The report contends that older people are largely left on their own in the important role they are providing in the care and support of their adult children who are terminally ill and, following their deaths, the orphans. They do this in poverty, without recognition, and often in poor health. Their contribution is critical within the broad context of improving access to HIV/AIDS care and support, but is generally ignored by society.
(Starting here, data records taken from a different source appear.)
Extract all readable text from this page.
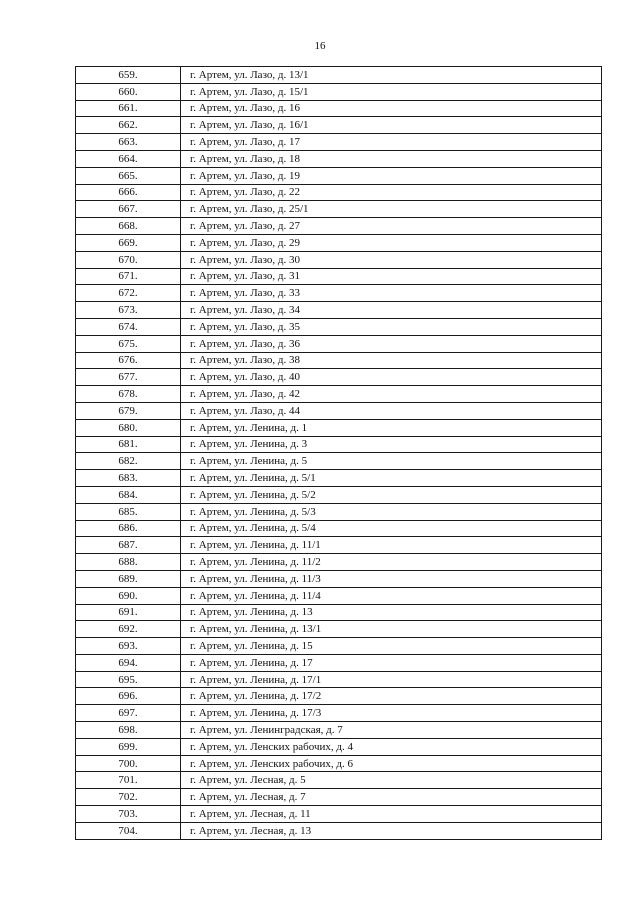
16
659.	г. Артем, ул. Лазо, д. 13/1
660.	г. Артем, ул. Лазо, д. 15/1
661.	г. Артем, ул. Лазо, д. 16
662.	г. Артем, ул. Лазо, д. 16/1
663.	г. Артем, ул. Лазо, д. 17
664.	г. Артем, ул. Лазо, д. 18
665.	г. Артем, ул. Лазо, д. 19
666.	г. Артем, ул. Лазо, д. 22
667.	г. Артем, ул. Лазо, д. 25/1
668.	г. Артем, ул. Лазо, д. 27
669.	г. Артем, ул. Лазо, д. 29
670.	г. Артем, ул. Лазо, д. 30
671.	г. Артем, ул. Лазо, д. 31
672.	г. Артем, ул. Лазо, д. 33
673.	г. Артем, ул. Лазо, д. 34
674.	г. Артем, ул. Лазо, д. 35
675.	г. Артем, ул. Лазо, д. 36
676.	г. Артем, ул. Лазо, д. 38
677.	г. Артем, ул. Лазо, д. 40
678.	г. Артем, ул. Лазо, д. 42
679.	г. Артем, ул. Лазо, д. 44
680.	г. Артем, ул. Ленина, д. 1
681.	г. Артем, ул. Ленина, д. 3
682.	г. Артем, ул. Ленина, д. 5
683.	г. Артем, ул. Ленина, д. 5/1
684.	г. Артем, ул. Ленина, д. 5/2
685.	г. Артем, ул. Ленина, д. 5/3
686.	г. Артем, ул. Ленина, д. 5/4
687.	г. Артем, ул. Ленина, д. 11/1
688.	г. Артем, ул. Ленина, д. 11/2
689.	г. Артем, ул. Ленина, д. 11/3
690.	г. Артем, ул. Ленина, д. 11/4
691.	г. Артем, ул. Ленина, д. 13
692.	г. Артем, ул. Ленина, д. 13/1
693.	г. Артем, ул. Ленина, д. 15
694.	г. Артем, ул. Ленина, д. 17
695.	г. Артем, ул. Ленина, д. 17/1
696.	г. Артем, ул. Ленина, д. 17/2
697.	г. Артем, ул. Ленина, д. 17/3
698.	г. Артем, ул. Ленинградская, д. 7
699.	г. Артем, ул. Ленских рабочих, д. 4
700.	г. Артем, ул. Ленских рабочих, д. 6
701.	г. Артем, ул. Лесная, д. 5
702.	г. Артем, ул. Лесная, д. 7
703.	г. Артем, ул. Лесная, д. 11
704.	г. Артем, ул. Лесная, д. 13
The report recommends that older people's caretaker role should be recognized and supported. It stresses that unless these carers are in good health they cannot continue providing the care that is required. The report calls for a change in the attitude of health workers and other service providers, as well as a change in the policies of health and other agencies to ensure that older people have access to proper social, economic and emotional support.
“Looking after orphans is like starting life all over again, because I have to work on the farm, clean the house, feed the children, buy school uniforms," says a 65-year old man in Makoni Manicaland, who has become the main care-giver of three school-aged children. "I thought I would no longer do these things again. I am not sure if I have the energy to cope”.
The study took place in 2001 in six of the ten provinces of Zimbabwe. It used a mix of qualitative and quantitative research methods to interview 685 older people consisting of 40% urban and 60% rural households, all of them providing HIV/AIDS-related care; two thirds of all these care-givers are women.
A 62-year old woman from Bulawayo, guardian of three grandchildren who are all attending school, summarizes the worry of most grandparents when she says “I am so afraid of what the future has in store for these orphans. If I were to die and leave them, who would look after them?”
"The contribution of older people as care-givers for their children dying from AIDS and of their orphaned grandchildren - Africa's future human capital - is as vast as it is unsung, unrewarded and unsupported,” says Dr Alex Kalache, of the WHO Ageing and Life Course team. “However obviously important, such contribution is, by and large, ignored by societies."
The main findings of the report are:
- Loss of economic support through loss of remittances from their sick/dead adult relatives
- Lack of access to basic needs such as food, clothing and medical care
- Limited access to care services due to transport difficulties and high cost of services
- Financial hardships leading to inability to pay for medical or school fees
- Stigma and negative attitudes of health workers towards older persons, as well as towards people living with HIV/AIDS
- Physical and emotional stress resulting from increasing levels of violence and abuse - often as a result of accusations of witchcraft
The study further identified that older people in most Zimbabwe societies are a vulnerable group as a result of a lifetime of hardship, malnutrition, poverty and, because of their age, a high risk of suffering from chronic diseases. The AIDS pandemic is now posing an additional burden on them, further increasing their vulnerability. Thus, their health is seriously compromised. It concludes that basic investments in health care and support for these care-givers in the long run would improve their capacity to continue supporting their families and communities.
"Healthy older persons are resources to their families, their communities and to the economy of their countries." - (WHO, the Brasilia Declaration on Healthy Ageing, 1996.)